“The reality is, if you have kids, they’re going to trash the house. There’s no way around it and you kind of need to embrace it.”
There’s nothing quite like the patter of tiny feet, unless those tiny feet are running down the hallway and have just kicked over your favourite and most expensive vase.
Can you strike a balance so a home is practical and kid-friendly but also super stylish?
For ex-Block contestant and Design School founder Jenna Densten, it’s absolutely possible but involves a little compromise.
“The reality is, if you have kids, they’re going to trash the house,” she says. “There’s no way around it and you kind of need to embrace it.”
The North Melbourne home she shares with husband Josh and two daughters, Freddie, 3, and Story, 1, always looks immaculate in Instagram posts, with a carefully considered colour palette that doesn’t shy away from light, neutral tones.
For some style-conscious parents, living with a plethora of plastic toys and baby items in bold colours and patterns is the stuff of technicolour nightmares, but there are now plenty of brands that cater to those keen on a softer aesthetic, with barely a primary colour in sight.
While these items might look good in the home, in photographs and on our Instagram feed, does it actually have any impact on a child’s development? It doesn’t, says Dr Wendy Saeme Lee, a lecturer in early childhood education at The University of Sydney.
“It is often a misconception that children need to be in an environment that is comprised of primary and bright bursts of colours,” she says. “However, colours can and do affect a child’s emotions, their restfulness, restlessness, how children interact with the environment, with others, mood and overall behaviour.
“I am not arguing that bold and bright colours are necessarily ‘bad’ for children, but we need to be mindful that this is not necessarily what children will always be drawn to.
“Like adults, children will have their preference for colours. Adults may think children will be attracted to bold, bright colours but this is not always the case and there is a big push to explore the neutral tones for children in the early years.
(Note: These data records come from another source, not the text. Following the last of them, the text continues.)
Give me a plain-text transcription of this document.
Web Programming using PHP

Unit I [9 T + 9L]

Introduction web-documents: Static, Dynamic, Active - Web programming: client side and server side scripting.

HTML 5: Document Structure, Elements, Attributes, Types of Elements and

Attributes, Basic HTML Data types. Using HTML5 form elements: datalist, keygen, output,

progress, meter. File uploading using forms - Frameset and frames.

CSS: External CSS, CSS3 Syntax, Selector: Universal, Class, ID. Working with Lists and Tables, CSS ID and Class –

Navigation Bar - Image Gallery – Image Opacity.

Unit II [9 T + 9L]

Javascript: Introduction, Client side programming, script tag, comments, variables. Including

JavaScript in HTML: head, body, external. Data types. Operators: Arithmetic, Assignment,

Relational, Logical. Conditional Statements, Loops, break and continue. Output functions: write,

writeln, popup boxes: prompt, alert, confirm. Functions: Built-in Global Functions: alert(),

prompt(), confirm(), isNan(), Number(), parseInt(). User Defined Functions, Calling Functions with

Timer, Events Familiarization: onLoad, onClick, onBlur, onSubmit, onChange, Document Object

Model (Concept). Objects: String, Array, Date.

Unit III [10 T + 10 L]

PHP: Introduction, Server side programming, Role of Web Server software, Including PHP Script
In early childhood educational settings – long daycare centres, preschools – promoting a ‘home-like’ environment for children is a hot topic. Neutral tones and colours such as light brown, ivory, etc, can promote a very calming, soothing and cozy effect.”
Dentsen says a lot of people would be able to say when they had their first “You’re depriving your child of colour” moment, “but trust me, I’ve got plenty of bright-coloured toys and playmats – they’re just the ones in the storage baskets.
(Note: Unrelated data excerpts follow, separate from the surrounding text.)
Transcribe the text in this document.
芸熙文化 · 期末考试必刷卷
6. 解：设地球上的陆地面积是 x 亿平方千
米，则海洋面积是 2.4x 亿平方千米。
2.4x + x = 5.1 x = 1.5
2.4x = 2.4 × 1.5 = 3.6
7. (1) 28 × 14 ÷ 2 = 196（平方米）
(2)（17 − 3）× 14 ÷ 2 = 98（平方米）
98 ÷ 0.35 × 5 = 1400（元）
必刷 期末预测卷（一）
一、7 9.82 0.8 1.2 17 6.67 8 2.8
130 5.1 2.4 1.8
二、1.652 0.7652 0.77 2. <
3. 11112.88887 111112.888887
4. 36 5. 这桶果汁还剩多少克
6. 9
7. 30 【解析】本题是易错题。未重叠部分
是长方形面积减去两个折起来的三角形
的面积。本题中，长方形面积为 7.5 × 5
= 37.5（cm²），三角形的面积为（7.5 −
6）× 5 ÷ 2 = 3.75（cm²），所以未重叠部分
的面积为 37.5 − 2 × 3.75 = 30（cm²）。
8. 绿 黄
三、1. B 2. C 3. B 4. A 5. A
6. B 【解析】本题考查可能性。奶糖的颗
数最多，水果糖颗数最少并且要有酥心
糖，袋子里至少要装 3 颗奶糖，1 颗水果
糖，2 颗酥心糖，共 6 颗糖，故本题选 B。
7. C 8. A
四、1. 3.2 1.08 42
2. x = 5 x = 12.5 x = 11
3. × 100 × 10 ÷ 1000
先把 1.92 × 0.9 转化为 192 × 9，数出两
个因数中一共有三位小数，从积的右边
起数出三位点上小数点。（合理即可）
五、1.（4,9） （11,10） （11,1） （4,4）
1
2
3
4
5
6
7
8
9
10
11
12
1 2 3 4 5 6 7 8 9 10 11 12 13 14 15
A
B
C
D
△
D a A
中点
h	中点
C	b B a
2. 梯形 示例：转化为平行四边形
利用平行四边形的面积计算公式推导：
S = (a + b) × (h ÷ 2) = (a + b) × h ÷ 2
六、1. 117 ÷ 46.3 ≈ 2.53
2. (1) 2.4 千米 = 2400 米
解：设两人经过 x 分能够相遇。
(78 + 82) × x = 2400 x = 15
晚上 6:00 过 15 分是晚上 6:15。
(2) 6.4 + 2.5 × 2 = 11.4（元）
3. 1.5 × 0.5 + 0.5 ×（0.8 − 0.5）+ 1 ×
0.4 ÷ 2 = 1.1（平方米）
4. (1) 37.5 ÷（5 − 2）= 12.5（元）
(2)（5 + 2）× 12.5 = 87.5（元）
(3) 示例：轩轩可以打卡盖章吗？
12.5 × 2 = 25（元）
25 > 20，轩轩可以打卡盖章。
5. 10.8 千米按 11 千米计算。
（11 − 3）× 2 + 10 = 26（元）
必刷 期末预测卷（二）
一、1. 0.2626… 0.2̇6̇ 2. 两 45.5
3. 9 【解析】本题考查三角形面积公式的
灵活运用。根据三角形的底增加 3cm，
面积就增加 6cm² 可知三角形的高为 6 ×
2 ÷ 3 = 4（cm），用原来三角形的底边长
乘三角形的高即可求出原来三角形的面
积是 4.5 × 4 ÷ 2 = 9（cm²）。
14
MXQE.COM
“It’s a balance. You can have those nice toys, timber toys, and there’s a place for them, but there’s also a place for the disgustingly bright, colourful toys,” she adds.
“Having an area in every room for kids’ stuff is definitely one of the most important things,” Densten says, “because you cannot keep them contained to just a playroom, if that’s what you have in your house.”
“If you can have built-in storage that suits the aesthetic of your home so everything is behind a closed door, fabulous, but if you can’t, loose baskets are super-easy and affordable.”
“Depending on the child’s developmental stage, you need to consider other factors such as the texture of the floor,” Dr Lee says.
“Prior to that, children need ample opportunities to crawl and practice standing. Are there sufficient space, sturdy furniture and non-slippery floors for children to practice these gross motor skills?“
Josh and Jenna lived in their North Melbourne cottage with their first child Freddie, and Jenna admits the brick flooring was not ideal for a growing toddler starting to crawl. When planning the build for their next home at the rear of the block, the couple were more conscious of who was living in the space, and how they were going to live.
“You live and you learn,” she says. “We’ve [now] got engineered floorboards and they’re fabulous for the kids as they’re so easy to clean. We’ve used a waterproof venetian plaster in the bathroom, which means you don’t have to clean grout lines.
“We originally had a decking area between the cottage and the back part of the house but it just wasn’t practical for the kids to run around barefoot.” They’ve since covered the area in artificial turf and Densten says it’s been “a game-changer”.
She says they also have white painted walls “and they’re filthy, but you can just wipe them down”.
“You can’t have anything too precious with kids but that doesn’t mean it has to look bad. It just means you have to do a bit more research in the maintenance and the durability and, kids or no kids, you want all of your materials to last.”
Densten says she generally tries to display sentimental items up higher and out of reach of little inquisitive hands.
“You can’t have your pretty things or breakables down low while you’ve got toddlers running around the place, but that doesn’t mean you can’t have your shelves that are up a little higher styled beautifully.”
Densten also suggests keeping the coffee table clear and styling only with books “just while they’re young”.
“Don’t try to fight it,” she adds.
Save yourself the worry and angst of an injured child and avoid sharp corners on coffee tables and benches – anything at eye or head height.
“We’ve opted for curves and soft edges everywhere. They soften the space but are also super-practical,” Densten says.
She also says to avoid glass if you can (obviously windows are the exception) as it will save you a heck of a lot of cleaning time.